Friday, 10 March 2017

Streaming market data from native python IB API

This the third in a series of posts on using the native python API for interactive brokers. You should read the first, and the second, before this one.

It is an updated version of this older post, which used a third party API (swigibpy) which wraps around the C++ API. I've changed the code, but not the poor attempts at humour.

In my last post we looked at getting a single snapshot of historical prices. In this one we will look at streamed prices - 'market tick data'. Rather than wait until the historical price feed ends with streaming prices we need to tell the streamer when to stop.

Note: This post has been updated to use a more robust method for dealing with concurrency.

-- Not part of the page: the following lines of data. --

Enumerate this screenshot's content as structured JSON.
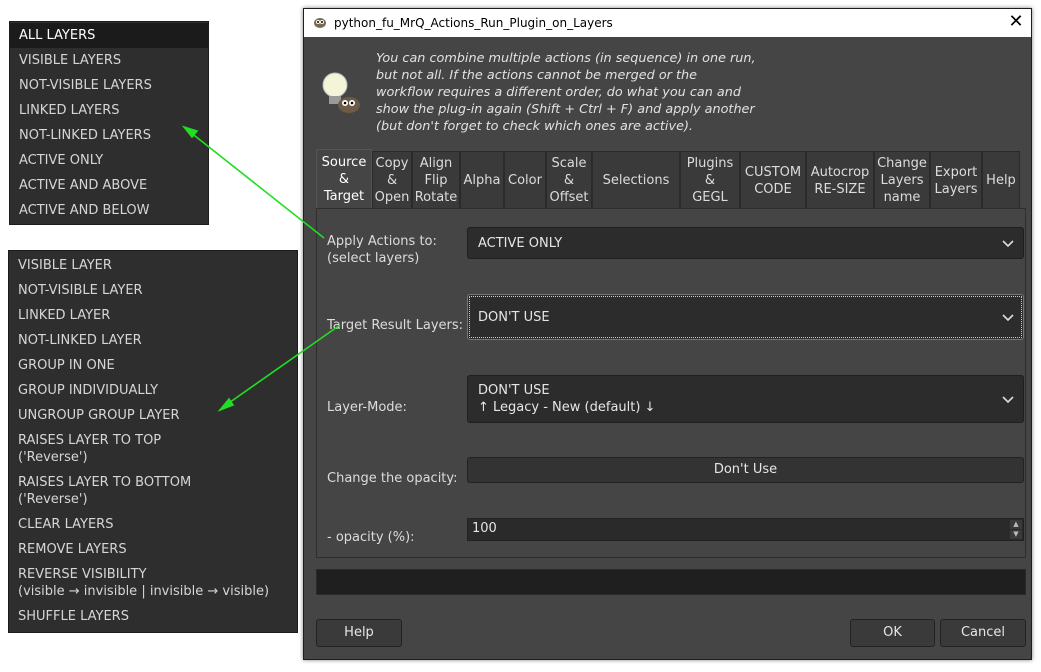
{
  "menu_top": {
    "items": [
      "ALL LAYERS",
      "VISIBLE LAYERS",
      "NOT-VISIBLE LAYERS",
      "LINKED LAYERS",
      "NOT-LINKED LAYERS",
      "ACTIVE ONLY",
      "ACTIVE AND ABOVE",
      "ACTIVE AND BELOW"
    ],
    "selected": "ALL LAYERS"
  },
  "menu_bottom": {
    "items": [
      "VISIBLE LAYER",
      "NOT-VISIBLE LAYER",
      "LINKED LAYER",
      "NOT-LINKED LAYER",
      "GROUP IN ONE",
      "GROUP INDIVIDUALLY",
      "UNGROUP GROUP LAYER",
      "RAISES LAYER TO TOP\n('Reverse')",
      "RAISES LAYER TO BOTTOM\n('Reverse')",
      "CLEAR LAYERS",
      "REMOVE LAYERS",
      "REVERSE VISIBILITY\n(visible → invisible | invisible → visible)",
      "SHUFFLE LAYERS"
    ]
  },
  "dialog": {
    "title": "python_fu_MrQ_Actions_Run_Plugin_on_Layers",
    "close_glyph": "✕",
    "info_text": "You can combine multiple actions (in sequence) in one run,\nbut not all. If the actions cannot be merged or the\nworkflow requires a different order, do what you can and\nshow the plug-in again (Shift + Ctrl + F) and apply another\n(but don't forget to check which ones are active).",
    "tabs": [
      {
        "label": "Source\n&\nTarget",
        "active": true
      },
      {
        "label": "Copy\n&\nOpen"
      },
      {
        "label": "Align\nFlip\nRotate"
      },
      {
        "label": "Alpha"
      },
      {
        "label": "Color"
      },
      {
        "label": "Scale\n&\nOffset"
      },
      {
        "label": "Selections"
      },
      {
        "label": "Plugins\n&\nGEGL"
      },
      {
        "label": "CUSTOM\nCODE"
      },
      {
        "label": "Autocrop\nRE-SIZE"
      },
      {
        "label": "Change\nLayers\nname"
      },
      {
        "label": "Export\nLayers"
      },
      {
        "label": "Help"
      }
    ],
    "fields": {
      "apply_label": "Apply Actions to:\n(select layers)",
      "apply_value": "ACTIVE ONLY",
      "target_label": "Target Result Layers:",
      "target_value": "DON'T USE",
      "mode_label": "Layer-Mode:",
      "mode_value": "DON'T USE\n↑ Legacy  -  New (default) ↓",
      "opacity_change_label": "Change the opacity:",
      "opacity_change_button": "Don't Use",
      "opacity_label": " - opacity (%):",
      "opacity_value": "100"
    },
    "buttons": {
      "help": "Help",
      "ok": "OK",
      "cancel": "Cancel"
    }
  },
  "colors": {
    "arrow": "#22dd22",
    "dialog_bg": "#454545",
    "menu_bg": "#2e2e2e"
  },
  "icons": [
    "gimp-wilber-icon",
    "lightbulb-info-icon",
    "chevron-down-icon",
    "close-icon"
  ]
}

No stream rises higher than its source

Get the source code from this gist.

You'll also need the pandas library.

You may want to read the documentation.

No stream drives anything without being confined

The example code begins in a similar fashion to the historical data example; we make one of these weird client objects containing a server wrapper connection, make one of these slightly less weird contract objects (here it is for December 2018 Eurodollar futures), resolve it into a populated contract object (explained more fully here) and then shove that into a request for market data.

from __main function:

app = TestApp("", 4001, 1)

ibcontract = IBcontract()
ibcontract.secType = "FUT"

## resolve the contract

tickerid = app.start_getting_IB_market_data(resolved_ibcontract)


Unlike the other functions we've looked at so far there isn't an internal loop here; instead we deliberately hang around whilst some price data comes in.

from TestClient.start_getting_IB_market_data() method:

def start_getting_IB_market_data(self, resolved_ibcontract, 
    Kick off market data streaming
    :param resolved_ibcontract: a Contract object    
    :param tickerid: the identifier for the request    

    :return: tickerid    """   
    self._market_data_q_dict[tickerid] = self.wrapper.init_market_data(tickerid)
    self.reqMktData(tickerid, resolved_ibcontract, "", False, False, [])

    return tickerid

Ah yes its the usual stuff of setting up space within the self.wrapper instance to get the data and then call the tws server request function (strictly speaking its one of those 'EClient' whatdoyoucallits again). However one difference is that we have to store the TestClients pointer to the market data queue (in the dict self._market_data_q), since we'll be returning to it later.

Only dead fish swim with the stream...


We now look inside the server wrapper object which gets populated as an instance into self.wrapper. As before there are a few EWrapper functions which get triggered whenever the market data arrives.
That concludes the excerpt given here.